Юрист пожала плечами.

— Это уже её история с банком. Не ваша. Хотите, я ей позвоню, объясню, что так нельзя? Иногда от чужого человека лучше доходит.

— Нет, — сказала Наташа. — Я сама.

Дома муж смотрел телевизор, не вникая, и на вопрос, как съездила, не оторвался от экрана. Наташа выложила на кухонный стол гречку, которую так и привезла обратно из своей же сумки, — забыла отдать. Постояла над ней. Достала листы, разгладила ладонью складку, снова сложила.

Она думала позвонить и сказать вслух то, что сказала юрист: мам, так нельзя, это даже не считается, ты ничего на меня не перевела. Но представила, как мать на том конце помолчит и спросит: «А что ж тогда делать-то?» — и поняла, что ответа, который мать примет, у неё нет. Закон говорил: ты посторонняя. Мать говорила: ты дочь. Эти двое не разговаривали друг с другом.

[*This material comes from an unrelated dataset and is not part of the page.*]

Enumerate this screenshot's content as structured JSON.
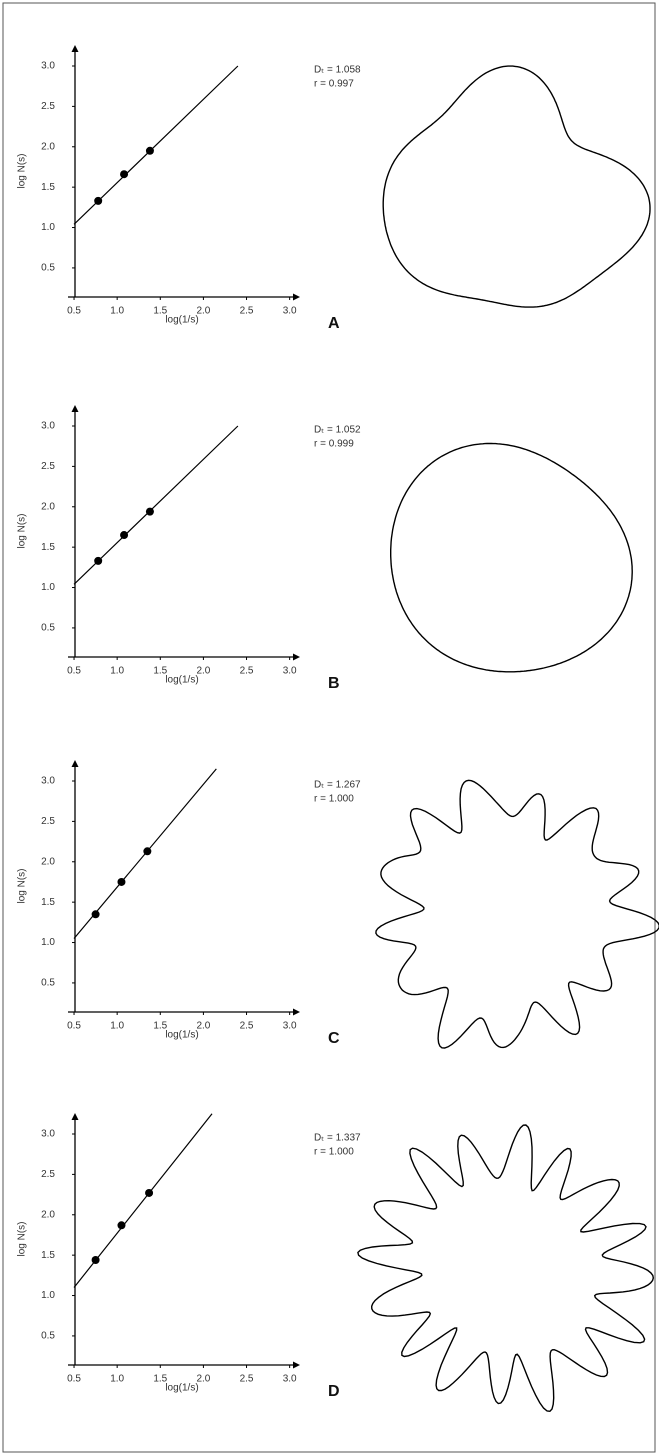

Листы пролежали на холодильнике три дня. Наташа проходила мимо них утром с чайником и вечером с тряпкой и каждый раз отводила глаза, как от чего-то, что само рассосётся, если не смотреть. Не рассосалось.

В четверг она поехала к матери опять.

Листы она так и не порвала — они лежали в сумке, согнутые, когда она поднималась по знакомой лестнице без звонка, как в детстве приходят с двойкой, заранее зная, как пройдёт разговор.

Мать чистила картошку над газетой. Увидела дочь, обрадовалась, поставила второй прибор.

— Поела? Я сейчас пожарю.

— Мам. — Наташа достала листы, положила на стол, на то же место. — Это нельзя так. Чтобы долг — на меня. Без меня. Закон не даёт.

Мать посмотрела на бумаги, потом на дочь. Помолчала. И сказала не то, чего Наташа ждала, — не «прости», не «я не знала». Она сказала тихо, почти ласково:

— Ну а к кому мне ещё. Ты же у меня одна.

И в этом «одна» было всё. Не про деньги. Про то, что мать всю жизнь складывала своё на дочь так же естественно, как кладут промокашку под тетрадь, — холодильник, спину, угловую кухню, теперь вот это, — и не понимала, почему сегодня не складывается. Бумага была неправильная. А движение — то же самое, что и всегда.

Наташа смотрела на материны руки, на сбитые костяшки, на обручальное кольцо, которое не снималось уже лет двадцать. Мать не воровала у неё и не хитрила. Мать просто никогда не различала, где кончается она и где начинается дочь, — холодильник был общий, спина была общая, теперь и долг должен был стать общим, потому что они же одно. В семьдесят пять это не переспоришь. Можно подписать — и тогда границы не станет совсем. Можно не подписать — и тогда мать будет смотреть на неё вот так до конца, терпеливо и непонимающе, как смотрят на ребёнка, который заупрямился из-за ерунды.

Наташа села. Картошка шипела.

— Я тебе помогу, — сказала она. — С банком разберёмся, я схожу с тобой. Но подписывать я не буду. И ты больше так не делай. Не переписывай на меня. Спрашивай.

— Да я ж спросила, — сказала мать. — Я тебе и принесла.

Они смотрели друг на друга через стол с двумя приборами и не могли договориться даже о том, был ли вопрос.

Домой Наташа ехала маршруткой через мост. Картошку она так и не съела — взяла листы и ушла, сказала, что устала. Мать в дверях держала её за рукав чуть дольше, чем нужно.

В сумке лежали согнутые бумаги, которые ничего не значили. Завтра она их выбросит. Или не выбросит — положит в коробку, к страховке и техпаспорту, где у неё лежало всё, что уже неважно, но рука не поднимается.

Маршрутка переехала Которосль. Внизу, на тёмной воде, дрожали два огня с того берега и один с этого, и между ними ничего не было — просто чёрная вода, по которой нельзя было понять, где чей.